OpenAI Bits & Pieces:
OpenAI Five Benchmark:
We’ve removed many of the restrictions on our 5v5 bots and will be playing a match in a couple of weeks. Check out the blog for details about the restrictions we’ve removed and the upcoming match.
Read more: OpenAI Five Benchmark (OpenAI blog).
AI wizard Mike Cook wants OpenAI’s Dota bots to teach him, not beat him:
Here’s a lengthy interview with Mike Cook, a games AI research, who gives some of his thoughts on OpenAI Five.
Read more: AI wizard Mike Cook wants OpenAI’s Dota bots to teach him, not beat him (Rock Paper Shotgun).

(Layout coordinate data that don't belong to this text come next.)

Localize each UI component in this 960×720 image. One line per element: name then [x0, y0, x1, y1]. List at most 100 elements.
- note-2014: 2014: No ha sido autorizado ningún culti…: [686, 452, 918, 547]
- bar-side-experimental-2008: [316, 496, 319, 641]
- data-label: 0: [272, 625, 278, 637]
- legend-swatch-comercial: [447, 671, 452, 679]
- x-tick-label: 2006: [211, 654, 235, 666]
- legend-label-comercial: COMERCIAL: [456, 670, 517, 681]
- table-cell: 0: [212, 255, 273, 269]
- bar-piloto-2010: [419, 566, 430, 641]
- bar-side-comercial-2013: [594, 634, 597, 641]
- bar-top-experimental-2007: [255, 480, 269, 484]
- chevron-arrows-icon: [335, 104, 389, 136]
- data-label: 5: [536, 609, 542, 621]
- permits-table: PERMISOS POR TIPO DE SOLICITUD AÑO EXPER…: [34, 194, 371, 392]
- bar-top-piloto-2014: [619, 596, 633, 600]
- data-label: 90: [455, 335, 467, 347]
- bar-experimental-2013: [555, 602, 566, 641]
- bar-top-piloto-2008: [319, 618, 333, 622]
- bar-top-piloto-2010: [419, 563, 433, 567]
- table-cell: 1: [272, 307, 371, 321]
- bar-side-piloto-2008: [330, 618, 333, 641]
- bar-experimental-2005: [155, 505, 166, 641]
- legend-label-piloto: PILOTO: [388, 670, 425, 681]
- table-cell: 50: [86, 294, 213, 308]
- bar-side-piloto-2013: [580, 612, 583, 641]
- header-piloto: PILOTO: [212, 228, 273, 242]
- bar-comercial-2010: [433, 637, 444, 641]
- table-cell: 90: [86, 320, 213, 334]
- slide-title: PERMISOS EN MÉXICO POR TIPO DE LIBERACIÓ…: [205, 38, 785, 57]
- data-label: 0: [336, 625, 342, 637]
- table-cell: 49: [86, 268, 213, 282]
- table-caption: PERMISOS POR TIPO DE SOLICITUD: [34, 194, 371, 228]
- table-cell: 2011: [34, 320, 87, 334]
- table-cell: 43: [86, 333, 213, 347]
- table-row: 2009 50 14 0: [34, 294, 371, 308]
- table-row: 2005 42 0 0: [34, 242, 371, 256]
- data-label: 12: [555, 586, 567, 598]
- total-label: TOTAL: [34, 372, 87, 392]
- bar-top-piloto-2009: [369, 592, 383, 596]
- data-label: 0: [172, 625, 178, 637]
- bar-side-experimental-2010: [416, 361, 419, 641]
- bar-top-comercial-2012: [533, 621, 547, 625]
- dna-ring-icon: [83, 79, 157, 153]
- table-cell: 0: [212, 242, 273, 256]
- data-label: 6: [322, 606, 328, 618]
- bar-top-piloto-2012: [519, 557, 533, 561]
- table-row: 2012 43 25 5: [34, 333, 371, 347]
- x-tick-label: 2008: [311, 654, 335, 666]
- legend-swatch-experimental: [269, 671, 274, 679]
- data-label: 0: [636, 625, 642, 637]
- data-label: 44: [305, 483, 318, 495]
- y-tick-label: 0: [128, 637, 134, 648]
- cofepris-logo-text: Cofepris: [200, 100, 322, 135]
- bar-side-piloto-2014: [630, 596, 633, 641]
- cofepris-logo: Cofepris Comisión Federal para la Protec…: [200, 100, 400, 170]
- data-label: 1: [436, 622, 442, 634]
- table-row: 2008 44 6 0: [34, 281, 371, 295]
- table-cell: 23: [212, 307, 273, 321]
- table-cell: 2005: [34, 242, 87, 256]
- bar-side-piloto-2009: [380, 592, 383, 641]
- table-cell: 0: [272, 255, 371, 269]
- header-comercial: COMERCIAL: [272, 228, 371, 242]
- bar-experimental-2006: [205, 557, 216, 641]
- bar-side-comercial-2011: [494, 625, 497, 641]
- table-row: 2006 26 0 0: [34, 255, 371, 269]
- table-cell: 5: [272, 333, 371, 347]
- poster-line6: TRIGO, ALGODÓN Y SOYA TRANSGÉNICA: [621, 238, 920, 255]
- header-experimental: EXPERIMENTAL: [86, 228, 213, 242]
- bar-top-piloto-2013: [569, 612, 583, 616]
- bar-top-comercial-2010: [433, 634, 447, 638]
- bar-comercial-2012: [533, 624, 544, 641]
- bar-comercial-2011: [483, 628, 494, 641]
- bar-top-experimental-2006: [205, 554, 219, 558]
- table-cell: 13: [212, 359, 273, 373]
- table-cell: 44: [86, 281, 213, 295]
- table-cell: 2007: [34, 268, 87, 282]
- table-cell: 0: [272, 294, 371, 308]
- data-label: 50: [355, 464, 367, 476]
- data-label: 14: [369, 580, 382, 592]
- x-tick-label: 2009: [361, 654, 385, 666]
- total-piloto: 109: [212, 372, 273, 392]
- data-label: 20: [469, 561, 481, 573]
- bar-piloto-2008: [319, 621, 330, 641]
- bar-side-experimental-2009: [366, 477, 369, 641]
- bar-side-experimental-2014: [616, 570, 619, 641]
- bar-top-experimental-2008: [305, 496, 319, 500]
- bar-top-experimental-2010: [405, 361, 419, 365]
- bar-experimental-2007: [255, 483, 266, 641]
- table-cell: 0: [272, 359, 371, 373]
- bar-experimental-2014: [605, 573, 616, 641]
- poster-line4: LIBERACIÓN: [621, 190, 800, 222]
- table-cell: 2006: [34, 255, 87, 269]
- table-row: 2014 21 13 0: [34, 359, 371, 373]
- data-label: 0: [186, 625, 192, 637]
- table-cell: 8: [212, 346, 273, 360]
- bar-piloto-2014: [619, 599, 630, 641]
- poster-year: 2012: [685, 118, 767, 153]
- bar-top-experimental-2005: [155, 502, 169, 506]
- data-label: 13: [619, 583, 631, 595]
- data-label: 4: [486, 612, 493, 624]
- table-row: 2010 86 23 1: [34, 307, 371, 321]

So believe it or not the first regulations came in because people liked the drones too much – these delivery companies started servicing areas and, just like in online games, there were always some properties in a given region that massively outspent others by several orders of magnitude. As in any other arena of life where these fountains of money crop up, workers would nickname the people in these properties ‘whales’. The whales did what they did best and spent. But problems emerged as companies continued expanding delivery hours and the whales continued to spend and spend – suddenly, an area that the companies machine learning algorithm had zoned for 50 deliveries a day (and squared away with planning officials) suddenly had an ultra-customer to contend with. And these customers would order things in the middle of the night. Beans would land on lawns at 3am. Sex toys at 4am. Box sets of obscure TV shows would plunk down at 6am. Breakfast burritos would whizz in at 11am. And so on. So the complaints started piling up and that led to some of the “anti-social drone” legislation, which is why most cities now specify delivery windows for suburban areas (and ignore the protests of the companies who point to their record-breakingly-quiet new drones, or other innovations).
Things that inspired this story: Drones, Amazon Prime, everything-as-a-service, online games.